[ Thursday, November 10, 2005 ]
Grain of Salt?
According to some folks
(coincidentally, or not, Kalorama is the Greek word for Buena Vista), "clinical IT" in the healthcare industry is poised for rapid growth. Technology has been a big part of healthcare for at least as long as healthcare has been an industry; think of all the advances in medical care that are specifically technology-related, from imaging to radiation treatment to robotic surgery. And most participants in the healthcare industry are, and have always been, more technology-adaptive than the rest of the population. However, despite this bent toward technology generally, IT applications like EMRs have lagged behind in development (your local Blockbuster video store probably has better customer computer records than your pediatrician), and therefore there's obviously room to grow that business. But have doctors (and other healthcare prime movers) become more likely to adopt technology than they were yesterday? Are there new technologies available that weren't there yesterday, so that doctors who hadn't jumped yet would get up and migrate? If not, why would there be the sudden movement toward clinical IT?

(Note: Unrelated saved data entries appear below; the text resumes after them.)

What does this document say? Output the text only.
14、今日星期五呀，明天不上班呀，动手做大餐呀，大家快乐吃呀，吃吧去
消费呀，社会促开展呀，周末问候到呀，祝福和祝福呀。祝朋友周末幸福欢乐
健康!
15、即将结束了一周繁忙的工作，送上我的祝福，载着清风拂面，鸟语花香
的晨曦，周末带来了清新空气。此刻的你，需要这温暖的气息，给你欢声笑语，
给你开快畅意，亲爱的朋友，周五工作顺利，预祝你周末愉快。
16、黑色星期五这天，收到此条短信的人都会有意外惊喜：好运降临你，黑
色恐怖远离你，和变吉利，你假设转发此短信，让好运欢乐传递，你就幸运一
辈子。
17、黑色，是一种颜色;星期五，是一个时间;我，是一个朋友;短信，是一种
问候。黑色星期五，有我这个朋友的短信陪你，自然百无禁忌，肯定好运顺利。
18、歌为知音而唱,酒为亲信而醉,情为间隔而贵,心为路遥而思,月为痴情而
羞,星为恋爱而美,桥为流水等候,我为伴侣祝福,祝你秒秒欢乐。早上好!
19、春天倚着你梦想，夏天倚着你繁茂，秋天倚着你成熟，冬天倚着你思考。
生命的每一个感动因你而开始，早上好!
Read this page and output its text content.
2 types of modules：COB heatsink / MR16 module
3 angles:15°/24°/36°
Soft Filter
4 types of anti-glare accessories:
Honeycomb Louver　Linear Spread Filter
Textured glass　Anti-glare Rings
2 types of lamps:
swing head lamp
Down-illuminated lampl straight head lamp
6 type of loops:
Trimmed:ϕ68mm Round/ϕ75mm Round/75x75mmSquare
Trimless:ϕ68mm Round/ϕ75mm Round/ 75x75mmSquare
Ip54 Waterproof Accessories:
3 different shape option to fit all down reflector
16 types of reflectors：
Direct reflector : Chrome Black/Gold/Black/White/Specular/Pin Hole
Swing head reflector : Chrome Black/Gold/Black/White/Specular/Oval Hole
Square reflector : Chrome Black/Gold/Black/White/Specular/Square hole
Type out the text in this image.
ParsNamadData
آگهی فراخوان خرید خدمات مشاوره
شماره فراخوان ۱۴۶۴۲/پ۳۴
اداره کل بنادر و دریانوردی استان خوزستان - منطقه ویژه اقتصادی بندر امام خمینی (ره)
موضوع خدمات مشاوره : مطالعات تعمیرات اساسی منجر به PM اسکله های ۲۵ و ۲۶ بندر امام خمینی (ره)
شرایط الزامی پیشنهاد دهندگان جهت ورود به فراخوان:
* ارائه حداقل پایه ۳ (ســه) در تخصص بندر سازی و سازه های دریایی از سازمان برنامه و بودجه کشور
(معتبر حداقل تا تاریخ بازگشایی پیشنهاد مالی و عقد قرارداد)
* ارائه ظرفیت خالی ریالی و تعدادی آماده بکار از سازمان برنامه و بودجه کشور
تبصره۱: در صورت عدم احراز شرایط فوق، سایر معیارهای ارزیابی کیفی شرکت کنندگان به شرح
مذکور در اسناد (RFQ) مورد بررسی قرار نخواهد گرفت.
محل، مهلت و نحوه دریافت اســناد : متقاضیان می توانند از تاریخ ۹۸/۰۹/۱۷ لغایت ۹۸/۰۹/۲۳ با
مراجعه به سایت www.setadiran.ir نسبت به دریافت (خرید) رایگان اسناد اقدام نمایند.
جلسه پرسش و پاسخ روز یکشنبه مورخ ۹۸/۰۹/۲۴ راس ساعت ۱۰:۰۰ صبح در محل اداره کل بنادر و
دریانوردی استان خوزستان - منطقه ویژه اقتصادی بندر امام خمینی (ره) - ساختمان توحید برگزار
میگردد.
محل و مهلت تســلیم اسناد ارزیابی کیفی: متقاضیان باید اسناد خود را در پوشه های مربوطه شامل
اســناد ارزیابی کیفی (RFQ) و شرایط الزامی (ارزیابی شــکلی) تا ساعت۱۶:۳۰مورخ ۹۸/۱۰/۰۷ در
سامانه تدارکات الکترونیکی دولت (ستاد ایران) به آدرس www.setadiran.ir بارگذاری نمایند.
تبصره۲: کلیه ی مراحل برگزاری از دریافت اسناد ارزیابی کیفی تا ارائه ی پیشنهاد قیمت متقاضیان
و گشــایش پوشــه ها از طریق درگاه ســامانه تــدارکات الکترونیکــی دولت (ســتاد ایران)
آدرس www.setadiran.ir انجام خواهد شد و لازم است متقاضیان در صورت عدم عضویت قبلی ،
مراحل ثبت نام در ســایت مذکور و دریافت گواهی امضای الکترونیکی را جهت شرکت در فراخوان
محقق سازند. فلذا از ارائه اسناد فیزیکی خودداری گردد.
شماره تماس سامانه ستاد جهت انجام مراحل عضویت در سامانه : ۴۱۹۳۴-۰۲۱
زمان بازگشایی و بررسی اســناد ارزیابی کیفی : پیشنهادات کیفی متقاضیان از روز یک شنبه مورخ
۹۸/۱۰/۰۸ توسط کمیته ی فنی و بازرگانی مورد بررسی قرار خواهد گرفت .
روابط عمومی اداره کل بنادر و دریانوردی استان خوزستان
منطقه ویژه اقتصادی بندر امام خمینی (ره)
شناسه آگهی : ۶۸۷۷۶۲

I believe that the answer is a definite "maybe." CMS has increased the likelihood of the use of electronic information by pushing electronic filing for Medicare claims by all but the smallest of providers. HIPAA has increased the likelihood of the use of technology by pushing the standardization of EDI. HHS has increased the likelihood of the use of technology (at least of EMRs) by pushing Vista. And the Bush Administration generally has been pushing technology by the appointment of Dr. Brailer and the establishment of the healthcare information technology "Community."
Taken individually, one could argue against the transformative value of any of these actions. CMS' efforts would do no more than getting people to use email rather than faxes. HIPAA looked like it could be a tipping point, but it's been out there for years and the rock hasn't budged (probably because HIPAA caused lots of trouble on the privacy and security side, which may have even detracted from EDI development on the transactions side). Vista's availability might do more harm to the development of EMRs than help, particularly if it leads to the "VHS effect" (where the better technology, Sony's "beta" format, was supplanted by the VHS format for video cassettes due to the exagerrated market force of the multiple VHS format users). The impact of Dr. Brailer (for whom I have the deepest admiration) and the Community is yet to be seen.
However, perhaps there will be a cumulative effect of all these efforts, and a quantum leap in clinical IT is possible. If it happens, I won't be surprised; if it doesn't, I won't be surprised either.